Emperor John VIII Palaiologos had named his brother Constantine XI, who had served as regent in Constantinople in 1437–1439, as his successor.
Western efforts against the Turks have failed, and the religious union has stirred dissension among the Greeks, who refuse to submit their church to the papacy.
The Emperor’s spirit is broken, and intrigues over the succession, coupled with news of the Turkish victory over the Hungarians in the Second Battle of Kosovo in October 1448, hasten his death on the last day of the month.
Despite the machinations of his younger brother Demetrios Palaiologos, his mother Helena is able to secure Constantine XI's succession in 1448.
Hunyadi leads a Hungarian-Wallachian coalition army of crusaders across the Danube into Serbia in 1448 to join forces with Skanderbeg.

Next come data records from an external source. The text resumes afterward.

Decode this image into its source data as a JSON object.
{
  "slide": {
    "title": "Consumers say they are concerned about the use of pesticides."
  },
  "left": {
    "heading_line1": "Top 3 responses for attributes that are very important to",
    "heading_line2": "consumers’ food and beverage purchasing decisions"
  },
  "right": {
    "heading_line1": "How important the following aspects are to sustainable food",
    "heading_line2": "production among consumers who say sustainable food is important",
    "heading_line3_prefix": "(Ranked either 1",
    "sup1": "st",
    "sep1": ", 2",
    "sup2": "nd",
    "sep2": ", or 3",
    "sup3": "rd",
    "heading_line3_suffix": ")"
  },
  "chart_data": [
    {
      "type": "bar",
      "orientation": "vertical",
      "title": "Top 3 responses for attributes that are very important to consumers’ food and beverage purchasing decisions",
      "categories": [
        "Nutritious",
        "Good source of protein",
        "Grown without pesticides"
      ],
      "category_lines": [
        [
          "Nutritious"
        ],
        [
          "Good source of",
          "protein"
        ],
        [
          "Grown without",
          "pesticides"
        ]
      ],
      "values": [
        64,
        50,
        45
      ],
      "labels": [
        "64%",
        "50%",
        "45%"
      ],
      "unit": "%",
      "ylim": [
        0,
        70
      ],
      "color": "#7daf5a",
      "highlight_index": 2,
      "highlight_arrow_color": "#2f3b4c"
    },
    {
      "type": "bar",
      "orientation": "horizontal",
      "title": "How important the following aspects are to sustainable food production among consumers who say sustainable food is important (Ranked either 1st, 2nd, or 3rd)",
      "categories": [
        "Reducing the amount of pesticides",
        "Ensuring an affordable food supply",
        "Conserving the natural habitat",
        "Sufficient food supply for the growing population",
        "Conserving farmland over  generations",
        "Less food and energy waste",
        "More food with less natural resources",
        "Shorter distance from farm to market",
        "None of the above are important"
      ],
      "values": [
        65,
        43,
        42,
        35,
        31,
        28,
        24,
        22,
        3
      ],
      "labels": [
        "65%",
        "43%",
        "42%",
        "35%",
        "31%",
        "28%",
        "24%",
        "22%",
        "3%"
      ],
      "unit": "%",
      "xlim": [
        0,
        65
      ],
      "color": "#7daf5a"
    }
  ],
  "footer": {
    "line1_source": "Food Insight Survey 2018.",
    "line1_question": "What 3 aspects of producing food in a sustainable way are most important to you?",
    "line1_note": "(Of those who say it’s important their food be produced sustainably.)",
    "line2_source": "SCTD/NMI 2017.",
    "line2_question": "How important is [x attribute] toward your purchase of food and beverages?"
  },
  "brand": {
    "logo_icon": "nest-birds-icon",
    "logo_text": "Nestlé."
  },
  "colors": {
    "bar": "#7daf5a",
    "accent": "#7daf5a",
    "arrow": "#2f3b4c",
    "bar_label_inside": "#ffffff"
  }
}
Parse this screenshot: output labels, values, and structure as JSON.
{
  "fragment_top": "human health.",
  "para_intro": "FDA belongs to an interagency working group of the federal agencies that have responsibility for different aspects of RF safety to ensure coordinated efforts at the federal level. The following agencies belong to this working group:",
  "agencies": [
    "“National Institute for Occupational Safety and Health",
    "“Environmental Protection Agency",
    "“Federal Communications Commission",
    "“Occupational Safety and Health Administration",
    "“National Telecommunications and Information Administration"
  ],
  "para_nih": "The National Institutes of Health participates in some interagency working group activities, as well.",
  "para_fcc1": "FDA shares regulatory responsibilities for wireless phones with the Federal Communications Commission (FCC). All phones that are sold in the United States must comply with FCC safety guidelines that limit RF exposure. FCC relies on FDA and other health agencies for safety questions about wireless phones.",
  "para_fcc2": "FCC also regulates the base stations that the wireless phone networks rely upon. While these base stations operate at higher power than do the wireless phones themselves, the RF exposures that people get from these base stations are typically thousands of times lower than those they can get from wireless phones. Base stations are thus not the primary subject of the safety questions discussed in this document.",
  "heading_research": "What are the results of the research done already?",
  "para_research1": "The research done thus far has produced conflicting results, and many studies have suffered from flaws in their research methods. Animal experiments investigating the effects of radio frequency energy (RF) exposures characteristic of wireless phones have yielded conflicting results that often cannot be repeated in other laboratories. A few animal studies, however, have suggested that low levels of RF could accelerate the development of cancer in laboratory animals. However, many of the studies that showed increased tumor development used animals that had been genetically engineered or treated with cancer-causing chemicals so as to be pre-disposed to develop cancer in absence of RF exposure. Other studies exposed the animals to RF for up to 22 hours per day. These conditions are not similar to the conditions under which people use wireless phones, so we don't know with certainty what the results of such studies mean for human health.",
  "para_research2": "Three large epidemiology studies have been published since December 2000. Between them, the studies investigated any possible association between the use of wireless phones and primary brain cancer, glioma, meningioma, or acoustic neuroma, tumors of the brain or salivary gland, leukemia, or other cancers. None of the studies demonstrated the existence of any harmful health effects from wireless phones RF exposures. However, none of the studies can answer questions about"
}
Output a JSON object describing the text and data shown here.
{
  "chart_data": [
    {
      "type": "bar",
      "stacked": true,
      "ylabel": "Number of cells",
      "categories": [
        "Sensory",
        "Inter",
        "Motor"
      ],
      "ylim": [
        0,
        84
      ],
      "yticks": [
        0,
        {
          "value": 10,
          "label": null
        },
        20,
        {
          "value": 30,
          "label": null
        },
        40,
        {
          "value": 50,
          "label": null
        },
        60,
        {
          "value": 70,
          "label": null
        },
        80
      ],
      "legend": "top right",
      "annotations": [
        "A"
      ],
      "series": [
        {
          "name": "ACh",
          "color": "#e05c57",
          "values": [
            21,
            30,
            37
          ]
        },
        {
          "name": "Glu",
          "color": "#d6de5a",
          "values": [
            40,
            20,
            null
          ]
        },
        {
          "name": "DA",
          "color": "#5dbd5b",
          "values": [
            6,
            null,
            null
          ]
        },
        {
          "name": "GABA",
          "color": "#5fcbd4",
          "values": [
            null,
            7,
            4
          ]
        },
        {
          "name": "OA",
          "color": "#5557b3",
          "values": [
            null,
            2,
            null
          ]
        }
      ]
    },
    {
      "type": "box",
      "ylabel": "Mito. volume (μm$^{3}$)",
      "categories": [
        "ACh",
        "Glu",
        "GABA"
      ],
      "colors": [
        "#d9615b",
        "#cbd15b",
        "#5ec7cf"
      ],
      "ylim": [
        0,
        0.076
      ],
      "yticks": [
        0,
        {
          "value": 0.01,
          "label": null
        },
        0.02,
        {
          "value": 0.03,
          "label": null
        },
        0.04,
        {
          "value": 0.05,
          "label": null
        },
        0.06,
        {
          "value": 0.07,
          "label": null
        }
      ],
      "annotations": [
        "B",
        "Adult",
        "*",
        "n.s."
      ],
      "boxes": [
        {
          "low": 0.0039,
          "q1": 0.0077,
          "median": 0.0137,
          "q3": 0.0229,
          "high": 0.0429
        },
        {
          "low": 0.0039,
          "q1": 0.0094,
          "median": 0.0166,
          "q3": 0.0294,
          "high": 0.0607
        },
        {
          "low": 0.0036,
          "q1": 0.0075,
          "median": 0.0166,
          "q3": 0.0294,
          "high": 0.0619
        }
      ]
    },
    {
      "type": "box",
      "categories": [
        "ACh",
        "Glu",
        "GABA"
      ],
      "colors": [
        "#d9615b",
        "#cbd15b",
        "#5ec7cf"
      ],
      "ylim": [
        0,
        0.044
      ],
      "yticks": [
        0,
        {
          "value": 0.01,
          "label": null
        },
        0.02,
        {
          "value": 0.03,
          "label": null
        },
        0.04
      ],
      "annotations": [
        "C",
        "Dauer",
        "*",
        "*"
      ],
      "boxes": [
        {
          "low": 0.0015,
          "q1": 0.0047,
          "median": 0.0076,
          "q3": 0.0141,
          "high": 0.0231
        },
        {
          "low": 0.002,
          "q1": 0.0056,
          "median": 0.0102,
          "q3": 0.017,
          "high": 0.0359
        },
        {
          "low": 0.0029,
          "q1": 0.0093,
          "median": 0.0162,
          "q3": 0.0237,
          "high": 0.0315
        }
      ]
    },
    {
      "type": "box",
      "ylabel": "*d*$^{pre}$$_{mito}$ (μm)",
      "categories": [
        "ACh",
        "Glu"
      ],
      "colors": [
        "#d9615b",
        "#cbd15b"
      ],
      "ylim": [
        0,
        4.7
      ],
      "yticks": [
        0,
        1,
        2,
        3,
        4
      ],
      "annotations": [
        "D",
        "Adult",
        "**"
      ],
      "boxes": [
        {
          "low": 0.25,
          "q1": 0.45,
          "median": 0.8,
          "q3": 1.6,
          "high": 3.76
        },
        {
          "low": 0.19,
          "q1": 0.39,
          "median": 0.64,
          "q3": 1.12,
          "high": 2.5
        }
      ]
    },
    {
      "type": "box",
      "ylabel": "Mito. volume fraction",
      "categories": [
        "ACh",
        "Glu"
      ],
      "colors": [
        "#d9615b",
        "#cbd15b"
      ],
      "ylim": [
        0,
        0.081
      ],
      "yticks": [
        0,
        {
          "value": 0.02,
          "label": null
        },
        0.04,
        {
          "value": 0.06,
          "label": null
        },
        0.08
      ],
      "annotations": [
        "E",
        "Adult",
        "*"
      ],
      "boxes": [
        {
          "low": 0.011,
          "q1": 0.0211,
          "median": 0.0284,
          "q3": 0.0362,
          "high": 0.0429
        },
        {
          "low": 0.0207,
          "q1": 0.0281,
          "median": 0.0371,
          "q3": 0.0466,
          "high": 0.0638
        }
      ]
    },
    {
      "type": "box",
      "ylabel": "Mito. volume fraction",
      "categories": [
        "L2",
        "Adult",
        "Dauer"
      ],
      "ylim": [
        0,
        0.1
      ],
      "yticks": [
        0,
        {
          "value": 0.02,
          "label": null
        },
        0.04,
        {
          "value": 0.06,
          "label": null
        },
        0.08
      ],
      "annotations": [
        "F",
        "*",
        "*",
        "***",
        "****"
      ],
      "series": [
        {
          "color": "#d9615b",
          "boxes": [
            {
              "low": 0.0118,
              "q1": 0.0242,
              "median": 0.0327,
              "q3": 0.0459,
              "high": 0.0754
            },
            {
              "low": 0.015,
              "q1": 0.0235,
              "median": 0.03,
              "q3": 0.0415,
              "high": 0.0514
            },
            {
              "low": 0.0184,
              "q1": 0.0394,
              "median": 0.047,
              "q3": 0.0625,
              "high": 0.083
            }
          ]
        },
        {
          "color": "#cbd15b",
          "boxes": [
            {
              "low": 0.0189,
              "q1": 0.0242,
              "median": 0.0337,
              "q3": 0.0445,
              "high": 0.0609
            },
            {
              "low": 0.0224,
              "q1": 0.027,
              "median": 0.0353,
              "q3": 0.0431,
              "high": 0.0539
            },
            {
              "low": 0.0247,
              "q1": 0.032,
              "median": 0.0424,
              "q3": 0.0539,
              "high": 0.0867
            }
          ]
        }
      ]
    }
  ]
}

Despite making effective use of mercenaries armed with handguns, the treacherous desertion of Hunyadi’s Wallachian troops enables Murad's far larger Turkish army to overwhelm his forces on October 17-20 in the second Battle of Kosovo.
The Turkish victory does not lead to the conquest of Albania, but it strengthens the Ottoman position on the Danubian frontier and effectively halts what will prove the last major effort by Christian crusaders to free the Balkans from Ottoman rule and to relieve Constantinople.